5. The Tribe fails in its attempt (Br. in Opp. 26-28) to downplay the importance of this case. As discussed in the petition (at 24-25), both the Federal Circuit and the Court of Federal Claims already have applied the fundamentally flawed reasoning of the decision below in considering damages claims against the United States for breach of an alleged trust responsibility owed to an Indian Tribe. See United States v. Navajo Nation, 263 F.3d 1325, 1329-1330, 1335 (2001), petition for cert. pending, No. 01-1375; Shoshone Indian Tribe of the Wind River Reservation v. United States, 51 Fed. Cl. 60, 68 (2001). Although the Tribe suggests (Br. in Opp. 27-28 & n.34) that the courts' reliance in those cases on the reasoning of the Federal Circuit's decision in this case is unremarkable, that suggestion is based entirely on the Tribe's mistaken belief that the decision below comports with the "Mitchell I and II criteria" (Br. in Opp. 27).

On March 15, 2002, the United States filed a petition for a writ of certiorari in Navajo Nation (No. 01-1375). As explained in that petition, the court of appeals' decision in Navajo Nation holds that the United States may be liable to the Navajo Nation for up to $600 million in damages for breach of fiduciary duty in connection with the Secretary of Interior's actions concerning an Indian mineral lease, without finding that the Secretary had violated any specific statutory or regulatory duty assumed by the United States. The Navajo Nation decision-which, like the decision here, divided the Federal Circuit panel-also conflicts with this Court's Mitchell decisions. See No. 01-1375 Pet. at 16-26.

Although this case and Navajo Nation both concern the necessary predicate that an Indian Tribe must establish to bring a claim for damages against the United States for breach of fiduciary duty, they each present that issue in a quite different light due to the different statutory schemes involved in the two cases. Granting review in both this case and Navajo Nation would enable the Court to consider the proper application of its Mitchell decisions in a broader context. As these two cases alone demonstrate, questions concerning the amenability of the United States to damages actions for breach of trust are of substantial and recurring importance in the lower courts. The Court should grant review in both cases to ensure that it will be in a position to address those questions, and the proper application of its Mitchell decisions, in a comprehensive manner.

* * * * *

For the foregoing reasons and those stated in the petition, the petition for a writ of certiorari should be granted.

Respectfully submitted.

THEODORE B. OLSON
Solicitor General

APRIL 2002

1 United States v.

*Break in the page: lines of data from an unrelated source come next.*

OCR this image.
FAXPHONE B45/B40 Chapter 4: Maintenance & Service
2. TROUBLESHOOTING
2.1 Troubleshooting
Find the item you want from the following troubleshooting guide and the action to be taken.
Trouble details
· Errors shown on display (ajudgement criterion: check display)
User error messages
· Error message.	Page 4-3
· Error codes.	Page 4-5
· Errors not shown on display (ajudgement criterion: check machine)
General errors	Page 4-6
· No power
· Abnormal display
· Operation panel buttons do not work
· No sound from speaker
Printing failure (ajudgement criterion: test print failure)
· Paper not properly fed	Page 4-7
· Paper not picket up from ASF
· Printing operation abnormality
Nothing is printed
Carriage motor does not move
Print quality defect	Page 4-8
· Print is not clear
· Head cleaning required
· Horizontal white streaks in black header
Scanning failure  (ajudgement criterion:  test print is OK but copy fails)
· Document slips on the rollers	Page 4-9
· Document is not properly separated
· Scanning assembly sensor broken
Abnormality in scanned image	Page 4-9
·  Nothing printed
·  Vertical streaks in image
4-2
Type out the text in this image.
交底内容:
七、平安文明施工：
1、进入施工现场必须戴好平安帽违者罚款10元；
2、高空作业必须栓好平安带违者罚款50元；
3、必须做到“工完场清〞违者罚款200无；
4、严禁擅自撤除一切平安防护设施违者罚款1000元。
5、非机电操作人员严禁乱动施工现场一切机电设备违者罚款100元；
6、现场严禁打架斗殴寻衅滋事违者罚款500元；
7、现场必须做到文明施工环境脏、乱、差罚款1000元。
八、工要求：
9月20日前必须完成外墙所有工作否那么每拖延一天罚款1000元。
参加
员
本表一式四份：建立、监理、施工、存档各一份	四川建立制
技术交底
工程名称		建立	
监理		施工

Mitchell (Mitchell I), 445 U.S. 535 (1980);

United States v. Mitchell (Mitchell II), 463 U.S. 206 (1983); see Pet. 11-13.

2 The Tribe characterizes (at 10) the nature of its interest in the property at issue as a "present indefeasible" interest. As explained in the petition (at 21 & n.9), that characterization is incorrect and, more to the point, does not bear on the basic question presented by this case.